I quadri quindi vennero realizzati e inizialmente l’idea del gallerista era di trovare il modo di esporli in una sede istituzionale, poi il tempo passò e lì per lì non se ne fece nulla e io continuai a dipingere altri soggetti legati al mondo delle riviste patinate.
Tra una mostra e l’altra conobbi il famoso fotografo americano David LaChapelle a Roma.
Questi mi volle come musa per alcune sue foto da realizzare in America.
Negli Stati Uniti è circondato da una fama estrema, il suo immaginario pop e il suo passato da assistente di Andy Wharol già bastano a capire la portata della sua arte.
Poi fu il momento di New York, li le lezioni d’arte e di vita furono molte, è una città veloce, bisogna cogliere l’attimo, farsi valere e stare sempre pronti, tutto avviene in un modo rapido e se si traccheggia si resta indietro.
In uno dei viaggi di rientro in Italia appresi da una rivista che Sgarbi voleva aprire il museo della mafia a Salemi, dove era diventato sindaco, e così, memore della lezione americana, lo contattai immediatamente e gli inviai le foto dei quadri già pronti da anni.
Sgarbi li trovò adatti, fu una circostanza del tutto fortuita di fatto, e nel giro di pochissimo tempo si inaugurò, in preapertura del museo della mafia, la mostra “facce di mafiosi”.
Il titolo fu lanciato da Oliviero Toscani che allora era assessore alla cultura e la mostra venne curata da Sgarbi che ne scrisse il testo in catalogo.
Dunque il quadro di Messina Denaro- racconta ancora la pittrice ed ex modella di Ladispoli, Flavia Mantovan - venne esposto lì nel 2009 e di nuovo l’anno successivo per l’apertura ufficiale del museo e in pompa magna con molti altri artisti e con la presenza dell’allora Presidente Giorgio Napolitano.
Sapevamo che la mostra avrebbe fatto scalpore, ma avevamo delle buone intenzioni, Sgarbi sosteneva che “la finalità era storicizzare la mafia e chiuderla in un museo”, per non dimenticare, perché i visitatori trovandosi faccia a faccia con quei volti potessero trovare spunto di riflessione, provare un emozione, confrontarsi con la paura.

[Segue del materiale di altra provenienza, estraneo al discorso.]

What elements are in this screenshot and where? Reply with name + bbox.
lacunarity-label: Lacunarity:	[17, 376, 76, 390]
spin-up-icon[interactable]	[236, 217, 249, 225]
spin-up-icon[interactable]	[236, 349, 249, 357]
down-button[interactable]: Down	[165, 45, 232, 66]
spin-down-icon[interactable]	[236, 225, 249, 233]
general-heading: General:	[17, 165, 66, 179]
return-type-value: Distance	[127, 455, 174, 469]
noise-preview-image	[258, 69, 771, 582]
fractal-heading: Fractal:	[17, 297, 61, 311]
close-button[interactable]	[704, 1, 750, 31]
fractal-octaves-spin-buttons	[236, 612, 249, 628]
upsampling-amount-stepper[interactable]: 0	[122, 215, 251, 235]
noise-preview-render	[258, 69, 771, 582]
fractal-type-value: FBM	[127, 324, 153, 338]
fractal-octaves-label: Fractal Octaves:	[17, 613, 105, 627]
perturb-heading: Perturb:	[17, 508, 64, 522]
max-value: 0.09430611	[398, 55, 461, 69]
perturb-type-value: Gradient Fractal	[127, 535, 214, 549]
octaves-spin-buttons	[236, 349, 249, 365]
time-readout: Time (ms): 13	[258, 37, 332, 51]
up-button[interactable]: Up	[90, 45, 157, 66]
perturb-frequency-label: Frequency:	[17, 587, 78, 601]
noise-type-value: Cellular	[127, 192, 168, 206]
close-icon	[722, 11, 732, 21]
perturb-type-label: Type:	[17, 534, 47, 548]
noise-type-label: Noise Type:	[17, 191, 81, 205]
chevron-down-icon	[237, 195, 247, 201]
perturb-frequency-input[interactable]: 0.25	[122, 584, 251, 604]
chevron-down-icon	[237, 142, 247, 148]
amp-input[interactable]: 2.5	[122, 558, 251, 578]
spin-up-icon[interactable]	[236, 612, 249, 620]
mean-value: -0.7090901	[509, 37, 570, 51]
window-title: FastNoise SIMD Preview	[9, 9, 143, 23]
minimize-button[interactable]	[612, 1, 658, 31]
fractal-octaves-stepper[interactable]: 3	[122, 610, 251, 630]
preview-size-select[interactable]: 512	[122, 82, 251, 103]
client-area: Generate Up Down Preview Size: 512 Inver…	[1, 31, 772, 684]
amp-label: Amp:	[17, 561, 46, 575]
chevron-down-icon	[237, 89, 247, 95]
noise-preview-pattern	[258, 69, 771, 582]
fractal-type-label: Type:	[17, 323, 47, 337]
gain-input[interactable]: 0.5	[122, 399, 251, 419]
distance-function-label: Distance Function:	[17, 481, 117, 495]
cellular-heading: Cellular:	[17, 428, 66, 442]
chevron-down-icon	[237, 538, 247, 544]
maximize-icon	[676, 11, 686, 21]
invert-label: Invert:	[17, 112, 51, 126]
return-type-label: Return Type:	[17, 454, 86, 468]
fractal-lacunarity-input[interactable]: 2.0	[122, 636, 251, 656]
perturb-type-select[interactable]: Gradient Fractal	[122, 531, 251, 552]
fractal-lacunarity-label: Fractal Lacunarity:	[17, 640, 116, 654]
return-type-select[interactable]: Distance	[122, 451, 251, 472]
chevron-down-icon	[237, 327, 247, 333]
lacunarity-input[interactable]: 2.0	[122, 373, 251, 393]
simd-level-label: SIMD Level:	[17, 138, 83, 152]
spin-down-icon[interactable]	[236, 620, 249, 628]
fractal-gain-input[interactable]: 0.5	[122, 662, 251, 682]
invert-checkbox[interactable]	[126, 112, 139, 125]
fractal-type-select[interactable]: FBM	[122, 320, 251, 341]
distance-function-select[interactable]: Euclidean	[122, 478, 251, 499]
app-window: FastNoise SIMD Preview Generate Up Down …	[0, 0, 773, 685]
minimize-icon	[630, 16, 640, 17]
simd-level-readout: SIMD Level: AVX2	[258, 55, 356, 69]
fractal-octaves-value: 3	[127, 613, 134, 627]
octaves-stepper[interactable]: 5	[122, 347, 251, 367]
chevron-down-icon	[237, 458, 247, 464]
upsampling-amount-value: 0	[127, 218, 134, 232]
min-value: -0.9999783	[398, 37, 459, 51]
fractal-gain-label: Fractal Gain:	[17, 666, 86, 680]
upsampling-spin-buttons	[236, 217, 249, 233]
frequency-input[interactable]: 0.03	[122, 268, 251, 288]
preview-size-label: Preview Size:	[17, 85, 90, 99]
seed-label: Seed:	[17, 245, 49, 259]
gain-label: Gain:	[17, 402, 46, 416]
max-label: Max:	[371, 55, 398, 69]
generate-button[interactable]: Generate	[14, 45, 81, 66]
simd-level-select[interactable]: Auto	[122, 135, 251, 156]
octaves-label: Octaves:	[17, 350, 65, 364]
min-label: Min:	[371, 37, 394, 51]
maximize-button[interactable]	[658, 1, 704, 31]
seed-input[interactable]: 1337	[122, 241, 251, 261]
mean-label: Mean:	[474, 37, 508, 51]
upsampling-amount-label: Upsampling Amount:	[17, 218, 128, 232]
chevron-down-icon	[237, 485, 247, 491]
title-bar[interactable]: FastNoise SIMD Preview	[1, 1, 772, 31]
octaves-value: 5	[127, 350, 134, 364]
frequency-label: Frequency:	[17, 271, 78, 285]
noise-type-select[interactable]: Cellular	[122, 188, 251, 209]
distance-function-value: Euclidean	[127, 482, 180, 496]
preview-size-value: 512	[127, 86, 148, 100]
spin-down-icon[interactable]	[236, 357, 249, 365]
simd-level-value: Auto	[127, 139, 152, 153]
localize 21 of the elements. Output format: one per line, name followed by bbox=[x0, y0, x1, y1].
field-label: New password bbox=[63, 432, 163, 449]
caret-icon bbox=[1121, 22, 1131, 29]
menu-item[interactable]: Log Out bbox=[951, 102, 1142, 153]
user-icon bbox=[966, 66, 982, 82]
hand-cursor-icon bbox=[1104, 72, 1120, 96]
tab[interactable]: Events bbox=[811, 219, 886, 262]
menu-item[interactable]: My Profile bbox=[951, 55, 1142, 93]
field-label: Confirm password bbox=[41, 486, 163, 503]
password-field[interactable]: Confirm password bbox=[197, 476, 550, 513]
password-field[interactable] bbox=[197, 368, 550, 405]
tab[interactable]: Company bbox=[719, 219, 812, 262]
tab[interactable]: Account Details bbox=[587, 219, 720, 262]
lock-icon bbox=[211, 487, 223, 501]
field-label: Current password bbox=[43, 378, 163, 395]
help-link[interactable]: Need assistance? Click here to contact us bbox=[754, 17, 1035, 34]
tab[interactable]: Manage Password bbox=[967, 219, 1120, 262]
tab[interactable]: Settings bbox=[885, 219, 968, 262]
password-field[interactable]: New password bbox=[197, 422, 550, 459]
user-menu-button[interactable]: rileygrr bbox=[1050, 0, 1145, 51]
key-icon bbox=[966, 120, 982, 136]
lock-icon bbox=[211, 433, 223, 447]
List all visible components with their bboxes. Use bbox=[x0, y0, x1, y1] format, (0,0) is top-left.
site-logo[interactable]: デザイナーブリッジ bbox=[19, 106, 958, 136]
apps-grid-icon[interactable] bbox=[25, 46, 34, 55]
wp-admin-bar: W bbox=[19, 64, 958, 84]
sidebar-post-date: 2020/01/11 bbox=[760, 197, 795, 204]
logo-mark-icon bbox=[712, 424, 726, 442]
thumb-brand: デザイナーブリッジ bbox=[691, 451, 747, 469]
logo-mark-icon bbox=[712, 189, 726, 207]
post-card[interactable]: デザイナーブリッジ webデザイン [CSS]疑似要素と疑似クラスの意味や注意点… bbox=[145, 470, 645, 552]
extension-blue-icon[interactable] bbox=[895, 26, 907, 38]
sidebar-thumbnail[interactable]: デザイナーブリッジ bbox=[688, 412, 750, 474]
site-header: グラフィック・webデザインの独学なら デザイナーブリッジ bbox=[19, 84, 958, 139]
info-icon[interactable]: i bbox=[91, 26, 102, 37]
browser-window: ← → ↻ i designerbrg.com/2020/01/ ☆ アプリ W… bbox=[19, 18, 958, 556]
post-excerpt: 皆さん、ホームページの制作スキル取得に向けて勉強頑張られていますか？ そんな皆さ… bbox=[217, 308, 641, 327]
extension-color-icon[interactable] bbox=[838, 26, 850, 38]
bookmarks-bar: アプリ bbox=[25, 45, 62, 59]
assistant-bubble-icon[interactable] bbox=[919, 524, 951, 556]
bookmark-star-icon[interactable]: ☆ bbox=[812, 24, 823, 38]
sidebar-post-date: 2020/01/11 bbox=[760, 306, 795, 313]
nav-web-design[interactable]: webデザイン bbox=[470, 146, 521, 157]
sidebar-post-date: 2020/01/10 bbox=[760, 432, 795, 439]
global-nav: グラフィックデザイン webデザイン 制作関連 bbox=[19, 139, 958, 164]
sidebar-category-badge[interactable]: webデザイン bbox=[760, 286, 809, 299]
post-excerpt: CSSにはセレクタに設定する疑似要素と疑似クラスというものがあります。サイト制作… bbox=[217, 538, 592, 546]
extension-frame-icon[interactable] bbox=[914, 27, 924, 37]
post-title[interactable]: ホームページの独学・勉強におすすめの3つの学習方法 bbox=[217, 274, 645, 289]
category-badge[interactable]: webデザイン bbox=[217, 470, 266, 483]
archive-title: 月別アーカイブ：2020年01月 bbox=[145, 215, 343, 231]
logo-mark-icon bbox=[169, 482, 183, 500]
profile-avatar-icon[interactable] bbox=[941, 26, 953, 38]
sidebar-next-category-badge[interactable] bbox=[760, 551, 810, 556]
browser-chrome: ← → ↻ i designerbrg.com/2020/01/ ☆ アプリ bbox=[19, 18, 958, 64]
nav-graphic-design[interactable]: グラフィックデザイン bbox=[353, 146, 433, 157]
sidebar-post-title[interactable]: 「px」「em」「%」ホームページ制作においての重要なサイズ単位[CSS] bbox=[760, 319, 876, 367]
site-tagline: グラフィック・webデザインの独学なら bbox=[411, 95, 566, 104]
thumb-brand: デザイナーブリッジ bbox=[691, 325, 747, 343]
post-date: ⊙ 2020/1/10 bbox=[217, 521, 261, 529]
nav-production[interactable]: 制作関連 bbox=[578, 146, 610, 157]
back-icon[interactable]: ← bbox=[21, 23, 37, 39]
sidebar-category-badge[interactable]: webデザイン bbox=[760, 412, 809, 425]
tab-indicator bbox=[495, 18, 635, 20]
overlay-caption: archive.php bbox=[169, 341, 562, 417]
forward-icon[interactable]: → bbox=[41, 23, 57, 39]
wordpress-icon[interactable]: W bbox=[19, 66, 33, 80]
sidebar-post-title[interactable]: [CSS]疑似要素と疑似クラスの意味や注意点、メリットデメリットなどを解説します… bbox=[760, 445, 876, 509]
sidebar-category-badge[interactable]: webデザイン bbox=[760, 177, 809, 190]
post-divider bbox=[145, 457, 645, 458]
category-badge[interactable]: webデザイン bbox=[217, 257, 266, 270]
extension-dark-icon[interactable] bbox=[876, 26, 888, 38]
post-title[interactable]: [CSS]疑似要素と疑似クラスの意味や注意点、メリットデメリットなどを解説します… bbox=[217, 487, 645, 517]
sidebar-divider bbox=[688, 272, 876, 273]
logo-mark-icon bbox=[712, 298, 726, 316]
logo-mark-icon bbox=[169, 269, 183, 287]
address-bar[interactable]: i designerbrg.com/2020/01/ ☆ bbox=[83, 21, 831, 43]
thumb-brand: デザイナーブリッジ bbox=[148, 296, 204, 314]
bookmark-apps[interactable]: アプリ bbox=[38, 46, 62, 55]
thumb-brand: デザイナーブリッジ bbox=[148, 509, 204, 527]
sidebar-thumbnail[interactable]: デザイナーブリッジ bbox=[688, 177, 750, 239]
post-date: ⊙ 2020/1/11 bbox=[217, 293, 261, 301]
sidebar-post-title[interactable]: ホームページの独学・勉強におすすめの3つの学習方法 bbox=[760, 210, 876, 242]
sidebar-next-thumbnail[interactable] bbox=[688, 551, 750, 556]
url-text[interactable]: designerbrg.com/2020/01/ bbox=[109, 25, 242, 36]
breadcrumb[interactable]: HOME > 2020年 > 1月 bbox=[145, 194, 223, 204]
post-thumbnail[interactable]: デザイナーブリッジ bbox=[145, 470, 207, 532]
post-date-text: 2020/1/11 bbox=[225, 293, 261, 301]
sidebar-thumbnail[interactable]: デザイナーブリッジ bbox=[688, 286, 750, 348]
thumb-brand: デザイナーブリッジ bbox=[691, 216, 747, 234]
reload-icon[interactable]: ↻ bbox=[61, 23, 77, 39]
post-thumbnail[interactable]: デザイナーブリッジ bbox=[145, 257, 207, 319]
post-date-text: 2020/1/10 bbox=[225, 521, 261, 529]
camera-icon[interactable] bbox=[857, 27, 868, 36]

Poi dopo un po’ di tempo un altro gallerista sempre romano, Carmine Siniscalco, con cui avevo fatto molte mostre in Italia e pure la biennale del Cairo in Egitto, mi disse che aveva ricevuto una richiesta di acquisto per quel ritratto di Messina Denaro.
Gli dissi di mettersi in contatto con l’altro gallerista di Horti Lamiani che ne era proprietario e così poi chiusero la vendita tra di loro.
Dopo un po’ di tempo, successe che Sgarbi nominato curatore del padiglione Italia alla biennale di Venezia decise di portare in laguna pure sette dipinti delle facce di mafiosi esposti a Salemi incluso il ritratto di Messina Denaro.
Così chiesi al gallerista Siniscalco se poteva contattare l’acquirente di quel dipinto, per poterlo mandare in biennale, ma l’esito fu negativo, e così ne dipinsi una seconda versione, con altre particolarità.
Poi tutto il resto è storia, in ogni caso ci tengo a ringraziare Vittorio Sgarbi sia per la fiducia che mi ha concesso sin dai miei esordi, permettendomi di esporre in queste mostre, sia per come in questi giorni abbia chiarito, in tv e sui giornali, che è normale che i quadri una volta venduti non è dato sapere né all’artista, né al gallerista, su quali pareti poi effettivamente arrivino”.